Now, what western European leaders are not telling ‘we’ the taxpayer is that the very purpose of the Onion is to transfer money from ‘us’ to ‘them’. What they are particularly keen to avoid telling us is that the Greek debt crisis was caused primarily because Greeks took it as their right to have western European taxpayers subsidise them, and indeed still expect it. As do millions of their fellow Europeans.
As a western European taxpayer let me make this clear to our frankly appalling political leaders; I am prepared to do my bit for ‘Europe’, but I am not prepared to be fleeced indefinitely to fund countries and societies that simply refuse to reform or modernise. In the past it may well have been the case that transfers of wealth from we few western Europeans to everyone else acted as ‘structural’ investment in the European economy for the benefit of all. Today, I am seeing with my own eyes that the propping up by the west of the rest is leading directly to the impoverishment of western Europeans, together with their countries and societies. As austerity bites deep both our life quality and security are being profoundly undermined.
I have spent much of my adult life believing in ‘Europe’, and deep down I still believe in an ideal. But I do not believe in this corrupted Europe, with leaders all too willing to give my hard-earned money away and yet give me nothing in return but meaningless and costly platitudes.

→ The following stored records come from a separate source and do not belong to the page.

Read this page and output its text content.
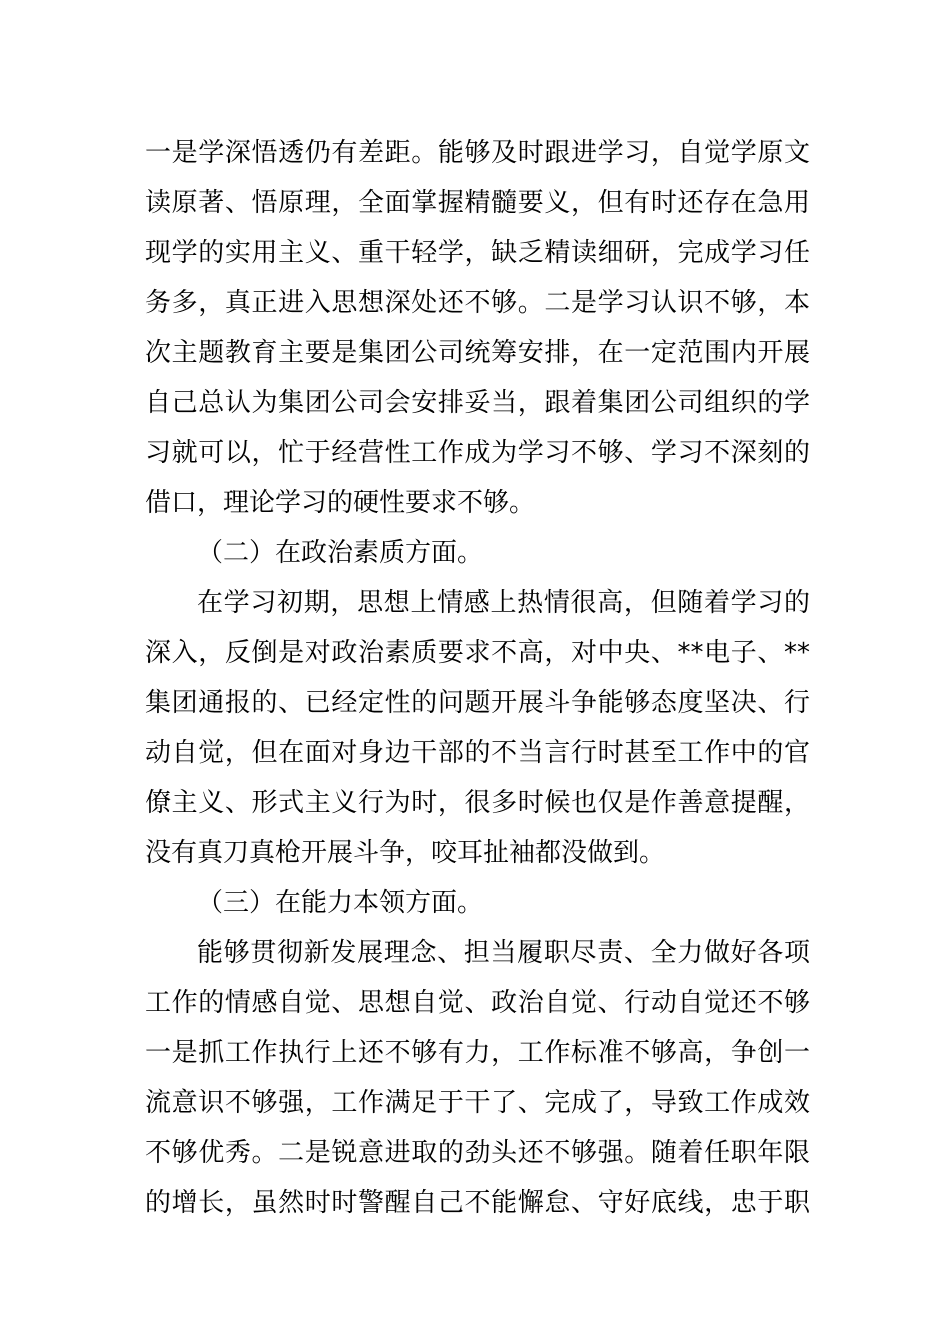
一是学深悟透仍有差距。能够及时跟进学习，自觉学原文
读原著、悟原理，全面掌握精髓要义，但有时还存在急用
现学的实用主义、重干轻学，缺乏精读细研，完成学习任
务多，真正进入思想深处还不够。二是学习认识不够，本
次主题教育主要是集团公司统筹安排，在一定范围内开展
自己总认为集团公司会安排妥当，跟着集团公司组织的学
习就可以，忙于经营性工作成为学习不够、学习不深刻的
借口，理论学习的硬性要求不够。
（二）在政治素质方面。
在学习初期，思想上情感上热情很高，但随着学习的
深入，反倒是对政治素质要求不高，对中央、**电子、**
集团通报的、已经定性的问题开展斗争能够态度坚决、行
动自觉，但在面对身边干部的不当言行时甚至工作中的官
僚主义、形式主义行为时，很多时候也仅是作善意提醒，
没有真刀真枪开展斗争，咬耳扯袖都没做到。
（三）在能力本领方面。
能够贯彻新发展理念、担当履职尽责、全力做好各项
工作的情感自觉、思想自觉、政治自觉、行动自觉还不够
一是抓工作执行上还不够有力，工作标准不够高，争创一
流意识不够强，工作满足于干了、完成了，导致工作成效
不够优秀。二是锐意进取的劲头还不够强。随着任职年限
的增长，虽然时时警醒自己不能懈怠、守好底线，忠于职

Therefore, as the Onion’s budget negotiations get underway those charged with leading the Onion, together with their weasel-worded fellow travellers in national chancelleries, must remember that we, the eternally ignored peoples of western Europe, will only up put with so much.
What has the Onion ever done for us? Certainly not sanitation, medicine, education, wine, public order, irrigation, roads, the fresh water system and public health...we pay for all of that on top!